Le premier lancement de Vulcan, prévu à 2h18 ET (0718 GMT) lundi, est l'aboutissement d'un effort de développement de plusieurs années qui découle en grande partie de la nécessité pour ULA de remplacer sa fusée Atlas V. Les moteurs de cette fusée, importés de Russie, ont suscité des critiques de la part de la communauté internationale. Les moteurs importés de Russie de cette fusée ont suscité des critiques de la part des législateurs, ce qui a conduit à son retrait programmé.

Le retrait d'Atlas - ainsi que de l'autre fusée de Vulcan, Delta - laissera Vulcan, haute de 60 mètres, gérer des dizaines de missions lucratives et servir d'unique challenger à la fusée réutilisable Falcon 9 de SpaceX.

La première mission de Vulcan consistera à envoyer sur la lune un atterrisseur privé de la société de robotique spatiale Astrobotic. Mais le lancement lui-même servira également de premier des deux vols de certification requis par l'armée de l'espace américaine avant que Vulcan ne puisse faire voler des satellites du Pentagone.

L'armée de l'espace est un client essentiel pour Vulcan : en 2020, la branche militaire a choisi Vulcan d'ULA et Atlas V, qui prend sa retraite, pour lancer 60 % des missions du Pentagone jusqu'en 2027 environ.

Avec un prix inférieur à celui de ses prédécesseurs, soit environ 110 millions de dollars par lancement, Vulcan cherchera à reprendre des parts de marché à Falcon 9, dont le prix est d'environ 62 millions de dollars par lancement. Les vols moins chers de SpaceX ont érodé la domination d'ULA sur les lancements de satellites gouvernementaux au cours de la dernière décennie.

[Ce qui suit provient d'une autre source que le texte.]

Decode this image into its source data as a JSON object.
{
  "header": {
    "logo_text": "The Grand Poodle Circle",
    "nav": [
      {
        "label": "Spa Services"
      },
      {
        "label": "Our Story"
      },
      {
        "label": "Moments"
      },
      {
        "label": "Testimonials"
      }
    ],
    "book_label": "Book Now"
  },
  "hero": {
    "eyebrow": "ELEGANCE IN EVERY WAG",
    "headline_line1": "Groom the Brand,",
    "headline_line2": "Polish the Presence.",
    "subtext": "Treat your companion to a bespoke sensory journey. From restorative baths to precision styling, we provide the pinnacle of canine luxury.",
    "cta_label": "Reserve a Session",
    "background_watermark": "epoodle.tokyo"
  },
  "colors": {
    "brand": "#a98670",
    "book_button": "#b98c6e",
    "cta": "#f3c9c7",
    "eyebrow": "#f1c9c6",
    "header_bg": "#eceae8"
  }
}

Vulcan sera également en concurrence avec la future fusée New Glenn de Blue Origin, qui utilise les mêmes moteurs que Vulcan.

NÉGOCIATIONS D'ACQUISITION

Des négociations en vue d'une acquisition d'ULA sont en cours depuis plus d'un an, des dizaines d'entreprises, dont Blue Origin, ayant manifesté leur intérêt, ont indiqué les sources.

Blue Origin n'a pas répondu à une demande de commentaire.

Les raisons et le calendrier de la vente d'ULA par Boeing et Lockheed ne sont pas clairs. Mais l'industrie spatiale américaine a connu d'importants changements depuis la création d'ULA en 2006, dans le but de dominer les lancements gouvernementaux et de capter une partie de la demande commerciale du marché des satellites, alors naissant.

La croissance du marché commercial a été plus lente que prévu, a déclaré Richard McKinney, consultant en aérospatiale et ancien directeur de l'unité d'acquisition spatiale de l'armée de l'air jusqu'en 2007. "Mais il semble que nous soyons sur le point d'y arriver.

Le réseau Kuiper prévu par Amazon devrait apporter à ULA des recettes de lancement cruciales.

Cela a permis à Vulcan de disposer d'un carnet de commandes de plusieurs milliards de dollars pour environ 80 missions, réparties de manière assez égale entre les clients gouvernementaux et commerciaux, a déclaré M. Bruno.

Le développement de Vulcan et l'abandon par ULA de ses fusées Atlas et Delta ont rendu difficile l'estimation de la valeur de la société, mais les analystes estiment qu'elle pourrait se situer entre 2 et 3 milliards de dollars.

Boeing et Lockheed ont chacun leur propre unité spatiale concurrente. Lockheed, entre autres, s'est lancé dans la construction de rovers lunaires et a réalisé des investissements stratégiques dans ABL Space, une petite entreprise de lancement qui prévoit de construire des fusées de plus grande taille à l'avenir.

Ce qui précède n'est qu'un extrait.